Roger Mills was my friend. He passed away Monday morning in Florence, Alabama.
I met Roger when he came to be the minister for the Rodenberg Church of Christ in Biloxi. It was his second time to be the minister there. How many preachers can come back to the same church a second time? (Interestingly Rodenberg’s current minister is on his second term there as well.) That speaks highly of his work and the man he was.
Roger was an elderly, veteran gospel preacher when I met him for the first time. He never missed come to our preachers meetings. He was intently interested in each one of us, asking questions, hearing our thoughts and discussions without judgment. Roger was known for his unrelenting outreach to everyone he met. He utilized the media, often urging the church to spend money on television time. His gentle, winsome manner drew people to him … a grandfatherly figure who was anxious to share the Word of the Lord.
One of my favorite memories of Roger relates to our after-meeting meals. We would sometimes eat at McAllister’s Deli. One of their offerings is an open faced roast beef sandwich called the ‘Big Nasty’. It always made me laugh to see Roger at the register ordering a ‘Big Nasty’ … it just didn’t look right. He could eat it all. His diabetes, he said, left him always hungry – never satisfied. He was often the last one to order, having stayed behind in the vehicle to inject insulin.

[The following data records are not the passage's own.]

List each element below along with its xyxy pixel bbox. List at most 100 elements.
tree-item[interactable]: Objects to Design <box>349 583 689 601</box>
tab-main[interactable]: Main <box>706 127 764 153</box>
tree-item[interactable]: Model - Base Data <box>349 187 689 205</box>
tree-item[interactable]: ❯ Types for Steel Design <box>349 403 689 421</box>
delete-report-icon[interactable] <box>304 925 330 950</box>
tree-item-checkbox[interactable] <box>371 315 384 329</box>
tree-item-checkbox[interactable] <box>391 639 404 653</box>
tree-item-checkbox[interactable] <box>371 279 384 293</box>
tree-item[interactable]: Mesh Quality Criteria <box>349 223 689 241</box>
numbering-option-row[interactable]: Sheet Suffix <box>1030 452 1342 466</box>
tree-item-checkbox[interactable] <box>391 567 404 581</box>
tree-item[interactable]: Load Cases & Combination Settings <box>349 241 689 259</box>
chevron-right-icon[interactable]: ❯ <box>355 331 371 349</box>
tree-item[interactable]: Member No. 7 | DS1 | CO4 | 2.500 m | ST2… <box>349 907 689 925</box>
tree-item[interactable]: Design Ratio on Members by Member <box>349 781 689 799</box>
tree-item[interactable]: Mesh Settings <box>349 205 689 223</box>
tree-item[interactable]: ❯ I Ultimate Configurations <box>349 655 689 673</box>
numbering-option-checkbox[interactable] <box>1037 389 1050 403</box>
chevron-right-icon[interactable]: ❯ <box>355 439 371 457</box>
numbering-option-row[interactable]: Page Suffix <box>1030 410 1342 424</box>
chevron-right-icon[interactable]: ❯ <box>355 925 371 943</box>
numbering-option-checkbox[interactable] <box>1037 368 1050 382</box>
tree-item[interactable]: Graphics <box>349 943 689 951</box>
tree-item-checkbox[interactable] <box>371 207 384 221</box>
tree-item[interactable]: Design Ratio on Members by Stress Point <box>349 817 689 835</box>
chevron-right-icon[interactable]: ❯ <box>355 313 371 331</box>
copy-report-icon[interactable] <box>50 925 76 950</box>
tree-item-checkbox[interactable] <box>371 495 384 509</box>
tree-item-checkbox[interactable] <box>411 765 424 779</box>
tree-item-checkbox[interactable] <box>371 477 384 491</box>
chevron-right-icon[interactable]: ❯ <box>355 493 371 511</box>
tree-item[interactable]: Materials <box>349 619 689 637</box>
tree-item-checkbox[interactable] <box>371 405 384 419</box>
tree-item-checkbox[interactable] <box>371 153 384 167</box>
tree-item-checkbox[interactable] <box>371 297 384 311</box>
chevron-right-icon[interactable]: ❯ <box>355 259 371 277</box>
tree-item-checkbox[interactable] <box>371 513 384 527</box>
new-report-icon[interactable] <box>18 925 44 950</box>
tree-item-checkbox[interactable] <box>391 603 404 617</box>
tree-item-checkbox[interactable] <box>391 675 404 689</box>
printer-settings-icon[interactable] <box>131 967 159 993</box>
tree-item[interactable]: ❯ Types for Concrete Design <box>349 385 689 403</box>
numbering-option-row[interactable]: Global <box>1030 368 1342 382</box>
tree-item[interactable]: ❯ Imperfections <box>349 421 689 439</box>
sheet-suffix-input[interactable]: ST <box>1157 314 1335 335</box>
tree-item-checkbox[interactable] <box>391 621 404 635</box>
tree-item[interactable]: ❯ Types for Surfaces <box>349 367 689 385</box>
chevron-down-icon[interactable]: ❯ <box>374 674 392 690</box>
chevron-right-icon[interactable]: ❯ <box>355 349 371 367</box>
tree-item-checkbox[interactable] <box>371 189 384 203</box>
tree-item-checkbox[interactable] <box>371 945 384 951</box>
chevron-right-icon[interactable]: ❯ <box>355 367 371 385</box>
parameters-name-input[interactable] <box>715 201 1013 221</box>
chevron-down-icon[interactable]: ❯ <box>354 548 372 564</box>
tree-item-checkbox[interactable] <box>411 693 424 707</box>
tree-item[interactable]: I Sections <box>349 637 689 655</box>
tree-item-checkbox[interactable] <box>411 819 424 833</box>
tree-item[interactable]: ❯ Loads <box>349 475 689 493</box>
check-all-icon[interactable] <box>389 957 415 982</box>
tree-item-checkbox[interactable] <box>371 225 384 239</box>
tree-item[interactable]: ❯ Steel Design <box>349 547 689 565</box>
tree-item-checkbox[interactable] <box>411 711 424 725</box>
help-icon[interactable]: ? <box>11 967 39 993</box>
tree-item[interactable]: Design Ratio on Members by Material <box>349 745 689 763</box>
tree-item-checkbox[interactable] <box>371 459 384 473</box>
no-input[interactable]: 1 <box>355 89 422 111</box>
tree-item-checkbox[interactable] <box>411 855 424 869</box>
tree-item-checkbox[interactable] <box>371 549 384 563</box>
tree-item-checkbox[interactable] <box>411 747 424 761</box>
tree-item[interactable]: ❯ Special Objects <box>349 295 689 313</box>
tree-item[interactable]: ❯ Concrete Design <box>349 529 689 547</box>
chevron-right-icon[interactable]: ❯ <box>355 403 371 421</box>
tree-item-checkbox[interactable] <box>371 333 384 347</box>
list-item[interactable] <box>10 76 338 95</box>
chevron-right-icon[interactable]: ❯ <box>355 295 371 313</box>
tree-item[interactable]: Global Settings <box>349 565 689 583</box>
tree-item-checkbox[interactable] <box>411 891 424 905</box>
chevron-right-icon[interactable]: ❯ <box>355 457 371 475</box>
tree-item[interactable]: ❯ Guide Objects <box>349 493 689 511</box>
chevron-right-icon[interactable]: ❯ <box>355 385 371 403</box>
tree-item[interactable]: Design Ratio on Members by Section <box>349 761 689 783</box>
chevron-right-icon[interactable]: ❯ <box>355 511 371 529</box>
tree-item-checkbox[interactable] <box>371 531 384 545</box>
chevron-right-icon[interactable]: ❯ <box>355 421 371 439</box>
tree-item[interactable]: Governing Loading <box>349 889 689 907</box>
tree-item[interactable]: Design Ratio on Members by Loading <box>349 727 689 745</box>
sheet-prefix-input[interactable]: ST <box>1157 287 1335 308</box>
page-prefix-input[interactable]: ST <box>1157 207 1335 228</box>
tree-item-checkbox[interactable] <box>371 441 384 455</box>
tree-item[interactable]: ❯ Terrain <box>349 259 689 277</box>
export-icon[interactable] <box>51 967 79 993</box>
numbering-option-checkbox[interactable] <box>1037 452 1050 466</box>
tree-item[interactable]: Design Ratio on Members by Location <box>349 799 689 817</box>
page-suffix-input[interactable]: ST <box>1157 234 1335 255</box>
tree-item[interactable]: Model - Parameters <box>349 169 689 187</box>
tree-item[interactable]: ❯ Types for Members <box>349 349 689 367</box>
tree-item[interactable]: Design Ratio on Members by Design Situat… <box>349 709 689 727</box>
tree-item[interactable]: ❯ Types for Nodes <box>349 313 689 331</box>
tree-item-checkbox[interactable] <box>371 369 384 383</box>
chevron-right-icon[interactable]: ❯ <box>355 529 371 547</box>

More than anything else I will remember Roger for his stories about Hurricane Andrew. Roger was serving the church of Christ in Homestead, Florida when Hurricane Andrew passed over. Some of you may remember that Homestead was wiped off the map … flattened by Andrew, just as was South Louisiana when it made landfall a second time. But homestead wasn’t like rural South Louisiana. Homestead was the site of several subdivisions – and the heavy winds of Andrew revealed that the builders had cheated the owners by not using the proper braces, leaving the homes vulnerable. Roger would reflect upon that and how he just knew that the brotherhood of Churches of Christ would respond, not to give up hope. And he was right. The church helped the community first, then rebuilt their own building.
He told this story over and over. And then a few more times. Of course we were not rude enough to let him know he had already told us this. In a prophetic way, he was preparing us for the disaster of our lifetime: Katrina. Once Katrina raked across the Coast, coming ashore in Southern Mississippi near the Louisiana state line, the churches mobilized to reach out to others. Traumatized and shaken, we were bolstered by the thousands of people of faith who flooded us with love, supplies, help, and funds.
When cell service was restored we were grateful. One afternoon my phone rang. It was Roger. He wanted to know how we were. We cried with one another on the phone and prayed together.
And nowadays when I lapse into retelling the Katrina memories I know that there are those who are thinking that they’ve heard this a hundred times. But I now know why Roger retold those stories. They become a part of your soul, redefining who you are.
Roger and Thelma moved to her home of Florence, Alabama. He said he just could not withstand a hurricane again. I’m embarrassed to say I lost touch with my friend. About a year ago he called me and we talked for a while. Roger had grown a little fuzzy and I’m not completely sure he knew which one of us preachers from the Coast he was talking to. But he was asking for funds for Churches of Christ Disaster Relief Effort. Understandably, a cause close to his heart. We talked a few times. He told me his health was not good, but he was grateful to have a task … always working for God in some form or another.
When I get to heaven there are a lot of people I want to see. But I hope I can sit down with Roger, that we can eat a Big Nasty, and listen to him tell me one more time how God moved in his town after a hurricane.